The DPM were 3392±1024, 3848±1312, 2988±920, and 2268±574 for the control, 6.25%, 12.5%, and 25% dose group, respectively. The resulting stimulation indices were 1.1 ± 0.4, 0.9 ± 0.3 and 0.7 ± 0.2 for the 6.25%, 12.5%, and 25% dose group, respectively. In addition, no signs of systemic toxicity or signs of irritation at the application site were detected. In conclusion, as the stimulation index after treatment with Reaction mass of 2-(3,4-dimethyl-1H-pyrazol-1-yl)succinic acid and 2-(4,5-dimethyl-1H-pyrazol-1-yl)succinic acid was smaller than three, the test item was not sensitising under the conditions of the test.

 

The target and source substances are considered unlikely to differ in their sensitisation potential.
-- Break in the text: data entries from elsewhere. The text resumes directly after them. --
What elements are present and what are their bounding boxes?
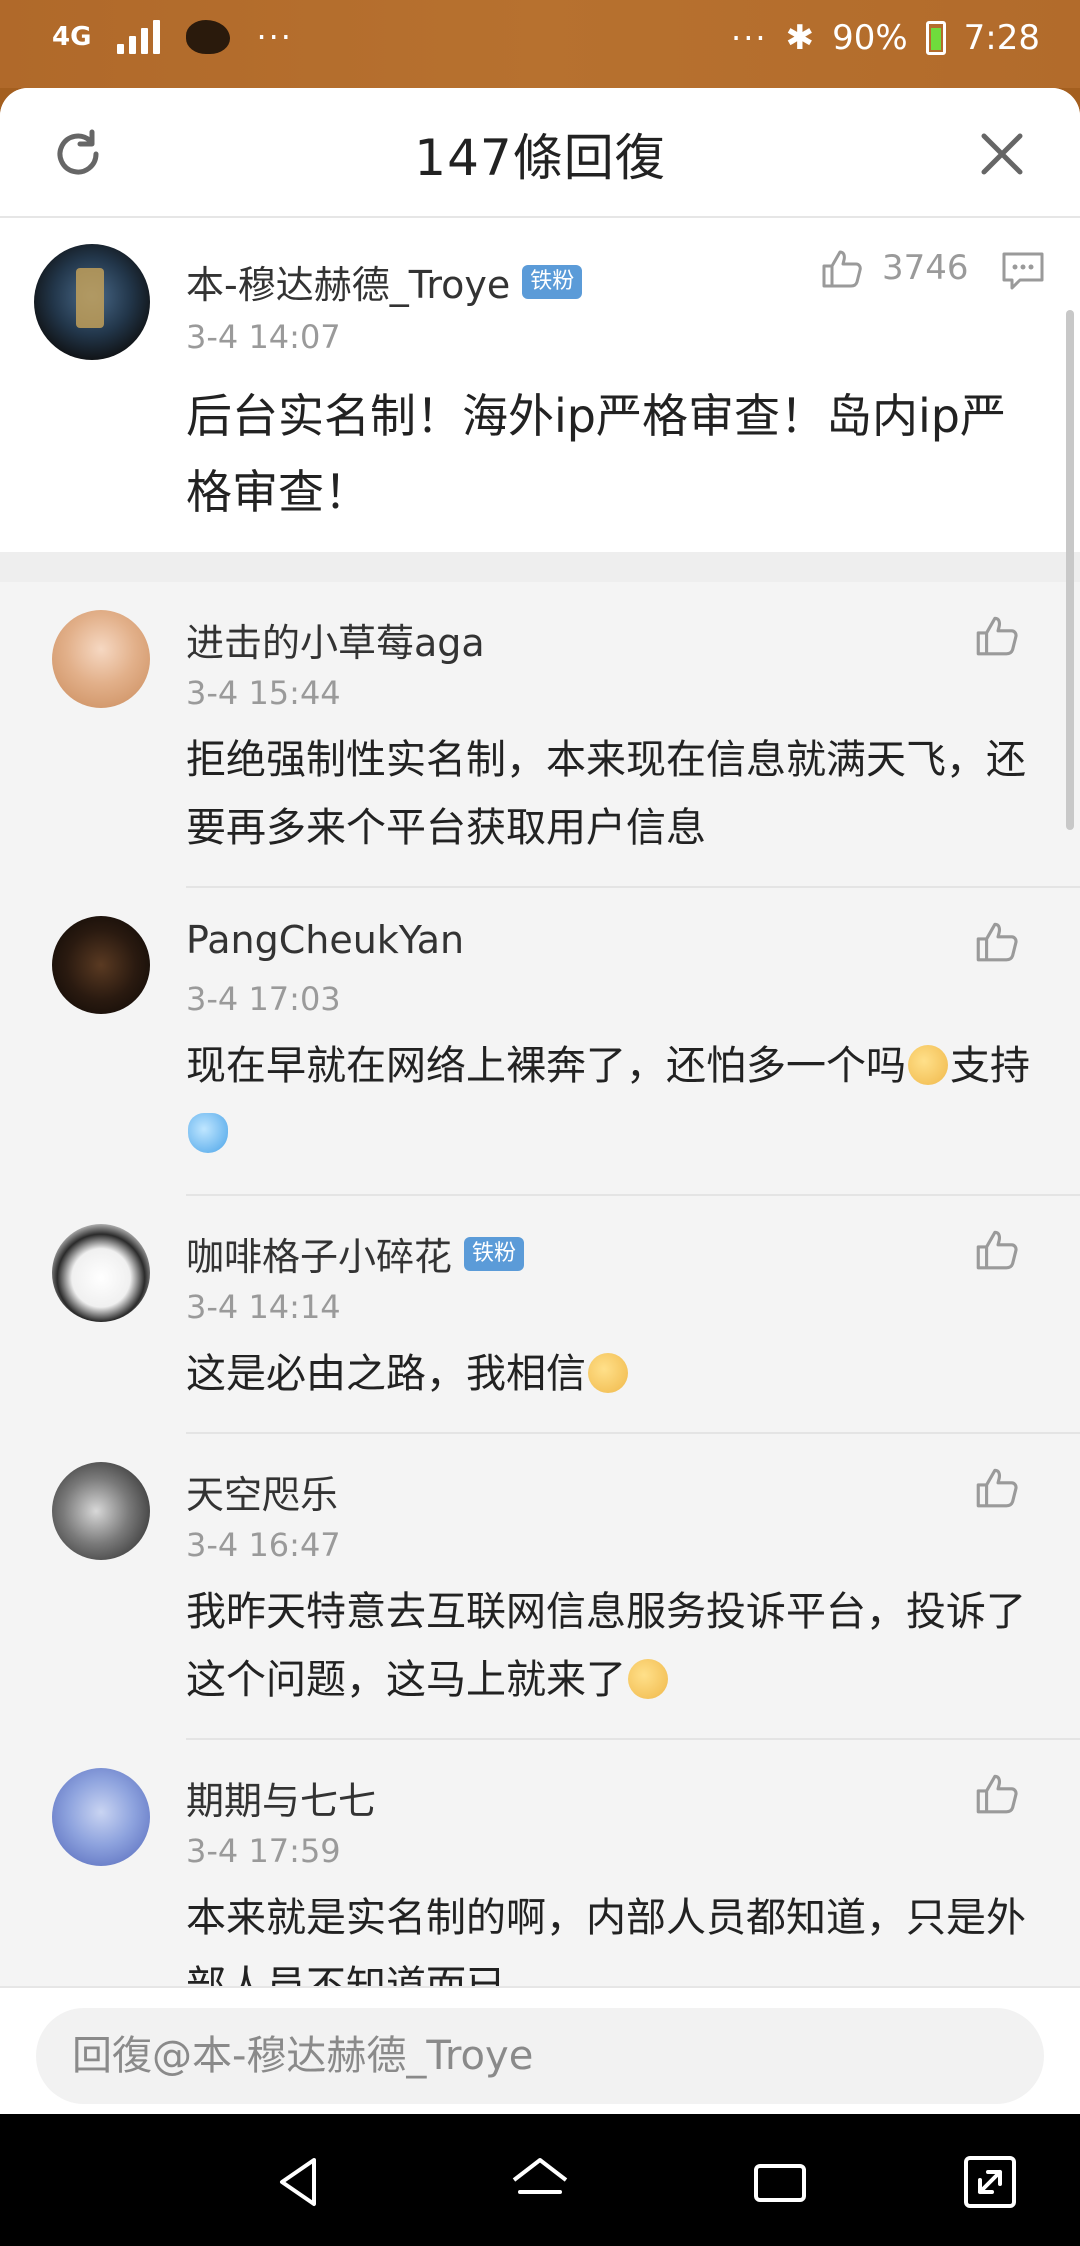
thumbs-up-icon[interactable] — [972, 1224, 1022, 1274]
status-left: 4G ··· — [52, 18, 293, 56]
original-comment: 本-穆达赫德_Troye 铁粉 3-4 14:07 3746 后台实名制！海外i… — [0, 218, 1080, 552]
commenter-name[interactable]: PangCheukYan — [186, 918, 464, 962]
comment-text-part: 我昨天特意去互联网信息服务投诉平台，投诉了这个问题，这马上就来了 — [186, 1589, 1026, 1703]
close-icon[interactable] — [974, 126, 1030, 182]
clock: 7:28 — [963, 18, 1040, 58]
list-item[interactable]: 期期与七七 3-4 17:59 本来就是实名制的啊，内部人员都知道，只是外部人员… — [0, 1740, 1080, 1986]
commenter-name[interactable]: 天空咫乐 — [186, 1464, 338, 1519]
comment-text: 拒绝强制性实名制，本来现在信息就满天飞，还要再多来个平台获取用户信息 — [186, 737, 1026, 851]
thumbs-up-icon — [822, 250, 862, 288]
list-item[interactable]: 进击的小草莓aga 3-4 15:44 拒绝强制性实名制，本来现在信息就满天飞，… — [0, 582, 1080, 888]
avatar[interactable] — [52, 1224, 150, 1322]
comment-time: 3-4 17:59 — [186, 1832, 341, 1870]
replies-sheet: 147條回復 本-穆达赫德_Troye 铁粉 3-4 14:07 3746 后台… — [0, 88, 1080, 2114]
back-icon[interactable] — [268, 2150, 332, 2214]
comment-time: 3-4 14:07 — [186, 318, 341, 356]
comment-text: 本来就是实名制的啊，内部人员都知道，只是外部人员不知道而已 — [186, 1895, 1026, 1986]
comment-text-part: 这是必由之路，我相信 — [186, 1351, 586, 1397]
thumbs-up-icon[interactable] — [972, 1768, 1022, 1818]
comment-time: 3-4 14:14 — [186, 1288, 341, 1326]
commenter-name-text: 天空咫乐 — [186, 1473, 339, 1517]
list-item[interactable]: PangCheukYan 3-4 17:03 现在早就在网络上裸奔了，还怕多一个… — [0, 888, 1080, 1196]
comment-text-part: 现在早就在网络上裸奔了，还怕多一个吗 — [186, 1043, 906, 1089]
comment-text: 现在早就在网络上裸奔了，还怕多一个吗 支持 — [186, 1032, 1046, 1168]
comment-time: 3-4 16:47 — [186, 1526, 341, 1564]
commenter-name[interactable]: 进击的小草莓aga — [186, 612, 485, 667]
scrollbar[interactable] — [1066, 310, 1074, 830]
comment-time: 3-4 15:44 — [186, 674, 341, 712]
page-title: 147條回復 — [414, 129, 666, 187]
thumbs-up-icon[interactable] — [972, 610, 1022, 660]
avatar[interactable] — [52, 610, 150, 708]
avatar[interactable] — [52, 1768, 150, 1866]
comment-text: 我昨天特意去互联网信息服务投诉平台，投诉了这个问题，这马上就来了 — [186, 1578, 1046, 1714]
thumbs-up-icon[interactable] — [972, 916, 1022, 966]
section-divider — [0, 552, 1080, 582]
commenter-name-text: PangCheukYan — [186, 918, 465, 962]
commenter-name-text: 期期与七七 — [186, 1779, 377, 1823]
more-status-indicator: ··· — [731, 19, 768, 57]
battery-percent: 90% — [832, 18, 908, 58]
comment-text: 后台实名制！海外ip严格审查！岛内ip严格审查！ — [186, 389, 1006, 519]
navigation-bar — [0, 2114, 1080, 2246]
doge-emoji-icon — [908, 1045, 948, 1085]
recent-apps-icon[interactable] — [748, 2150, 812, 2214]
network-type: 4G — [52, 22, 92, 52]
thumbs-up-icon[interactable] — [972, 1462, 1022, 1512]
bluetooth-icon: ✱ — [785, 18, 815, 58]
reply-bar — [0, 1986, 1080, 2114]
list-item[interactable]: 咖啡格子小碎花 铁粉 3-4 14:14 这是必由之路，我相信 — [0, 1196, 1080, 1434]
app-notification-icon — [186, 20, 231, 54]
replies-list: 进击的小草莓aga 3-4 15:44 拒绝强制性实名制，本来现在信息就满天飞，… — [0, 582, 1080, 1986]
status-right: ··· ✱ 90% 7:28 — [731, 18, 1040, 58]
comment-time: 3-4 17:03 — [186, 980, 341, 1018]
avatar[interactable] — [34, 244, 150, 360]
commenter-name-text: 进击的小草莓aga — [186, 621, 485, 665]
battery-icon — [925, 21, 946, 55]
like-button[interactable]: 3746 — [818, 244, 969, 292]
doge-emoji-icon — [628, 1659, 668, 1699]
commenter-name[interactable]: 咖啡格子小碎花 铁粉 — [186, 1226, 525, 1281]
more-notifications-indicator: ··· — [256, 18, 293, 56]
avatar[interactable] — [52, 916, 150, 1014]
list-item[interactable]: 天空咫乐 3-4 16:47 我昨天特意去互联网信息服务投诉平台，投诉了这个问题… — [0, 1434, 1080, 1740]
avatar[interactable] — [52, 1462, 150, 1560]
status-bar: 4G ··· ··· ✱ 90% 7:28 — [0, 0, 1080, 88]
commenter-name[interactable]: 期期与七七 — [186, 1770, 376, 1825]
commenter-name-text: 本-穆达赫德_Troye — [186, 263, 511, 307]
reply-input[interactable] — [36, 2008, 1044, 2104]
home-icon[interactable] — [508, 2150, 572, 2214]
like-count: 3746 — [882, 248, 969, 288]
comment-text: 这是必由之路，我相信 — [186, 1340, 1046, 1408]
expand-icon[interactable] — [958, 2150, 1022, 2214]
fan-badge: 铁粉 — [522, 264, 583, 299]
commenter-name-text: 咖啡格子小碎花 — [186, 1235, 453, 1279]
comment-text-part: 支持 — [950, 1043, 1030, 1089]
cheer-emoji-icon — [188, 1113, 228, 1153]
signal-icon — [117, 20, 161, 54]
commenter-name[interactable]: 本-穆达赫德_Troye 铁粉 — [186, 254, 583, 309]
fan-badge: 铁粉 — [464, 1236, 525, 1271]
sheet-header: 147條回復 — [0, 88, 1080, 218]
doge-emoji-icon — [588, 1353, 628, 1393]
comment-icon[interactable] — [1000, 248, 1046, 294]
Therefore, an stimulation index smaller than three, indicating no sensitising potential was considered for the hazard assessment and Classification and labelling purposes for the target substance Reaction mass of dipotassium 2-(3,4-dimethyl-1H-pyrazol-1-yl) succinate and dipotassium 2-(4,5-dimethyl-1H-pyrazol-1-yl)succinate (EC 950-225-1).

Respiratory sensitisation

Endpoint conclusion
Endpoint conclusion:
no study available

Justification for classification or non-classification

Based on read-across, the available data on skin sensitisation do not meet the criteria for classification according to Regulation (EC) No. 1272/2008, and is therefore conclusive but not sufficient for classification.